If you are looking into buying one of Microsoft’s Surface RT tablets, here are few handy things to know.
It Runs Windows RT
The Surface RT runs Windows RT not Windows 8, this can’t be stressed enough. To Microsoft’s credit this allows the Surface RT to get some pretty lofty battery usage but it also comes with the very real penalty. You will not be able to add desktop applications to this operating system. Desktop apps, include things like iTunes.
It is not all doom and gloom though, Surface RT users can install Metro applications from the Windows Store.
It is Long in the Tooth
This October, the Surface RT will turn a year old, putting it into what can safely be described as a prime buying season. For example, next week’s advertisement from Staples includes an instant discount on Microsoft’s Surface RT tablets, bringing the entry price down to just $349. Microsoft has also been offering heavily discounted units to educational institutions for the last month. Lower pricing is always a good thing, except for when you are this far into a product’s life cycle.

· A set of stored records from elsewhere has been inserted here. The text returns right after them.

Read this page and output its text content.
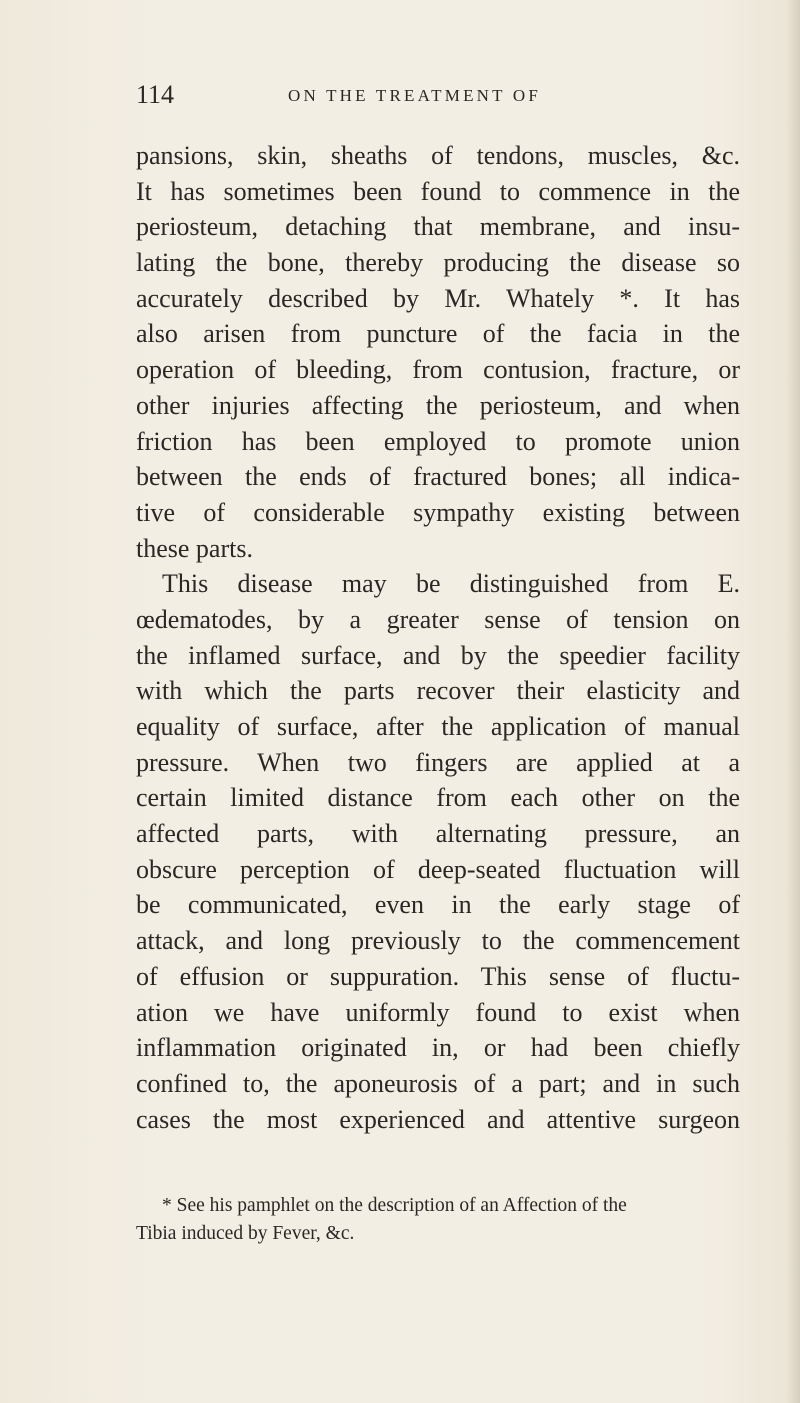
114	ON THE TREATMENT OF
pansions, skin, sheaths of tendons, muscles, &c.
It has sometimes been found to commence in the
periosteum, detaching that membrane, and insu-
lating the bone, thereby producing the disease so
accurately described by Mr. Whately *. It has
also arisen from puncture of the facia in the
operation of bleeding, from contusion, fracture, or
other injuries affecting the periosteum, and when
friction has been employed to promote union
between the ends of fractured bones; all indica-
tive of considerable sympathy existing between
these parts.
This disease may be distinguished from E.
œdematodes, by a greater sense of tension on
the inflamed surface, and by the speedier facility
with which the parts recover their elasticity and
equality of surface, after the application of manual
pressure. When two fingers are applied at a
certain limited distance from each other on the
affected parts, with alternating pressure, an
obscure perception of deep-seated fluctuation will
be communicated, even in the early stage of
attack, and long previously to the commencement
of effusion or suppuration. This sense of fluctu-
ation we have uniformly found to exist when
inflammation originated in, or had been chiefly
confined to, the aponeurosis of a part; and in such
cases the most experienced and attentive surgeon
* See his pamphlet on the description of an Affection of the
Tibia induced by Fever, &c.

That’s because most consumer electronics have a typical shelf life of about a year, after which they are replaced by devices with updated processors and new innovations. There’s been no concrete proof that this is what is going on with the Surface RT – Microsoft has been relatively quiet about new additions of the tablet. However, it’s not exactly unusual to see these kind of sales and price cuts as Microsoft attempts to prepare for a next-generation Surface.
Before diving into a Surface RT, regularly priced or otherwise, you’ve got to know what features you need to decide if this is the right tablet for you. If having a free copy of Microsoft Office is important to you and so is a full-sized USB port that connects to most printers and cameras, than the Surface RT might be your thing. However, if you’re looking for the latest and greatest applications and a wealth of third-party accessories, Apple’s latest iPad might be more up your alley.
Touch and Type Cover
Ever since Microsoft began airing its Surface Movement commercials with non-stop hipsters dancing on a college campus opening and closing their covers, the Surface RT and Surface Pro have become synonymous with their detachable keyboard and track pad wielding accessories.
That would be fine if all Surface RT devices included a Surface Cover. Unfortunately, they don’t. The lowest end Surface RT that is regularly priced at $499 doesn’t include the accessory, forcing those users to pay an extra $119 for it separately, or upgrade to the $599 bundle that includes it. No Surface includes the Type Cover, the all black version with physical keys. That cover costs users $129.
It Will Run Windows 8.1
Though it’s often described as a simple update to Windows 8, the Windows 8.1 update to Windows RT that is coming to consumers later this year, might address many of the software problems you’ll have with the device out of the box. These fixes include more customization, an updated version of Microsoft Office 2013 RT that includes the Outlook email client and even the return of the Start Button.
All Surface RT users will get this update when it debuts this fall for free.
GottaBeMobile reviewed the Surface RT when it debuted last October. At the time we found it to be slightly confusing for first time users, however your experience may vary. It’s important to note that while lower pricing and fire sales indicate that a new Surface RT is imminent, Microsoft has publicly pledged to support the Surface RT for at least another three years.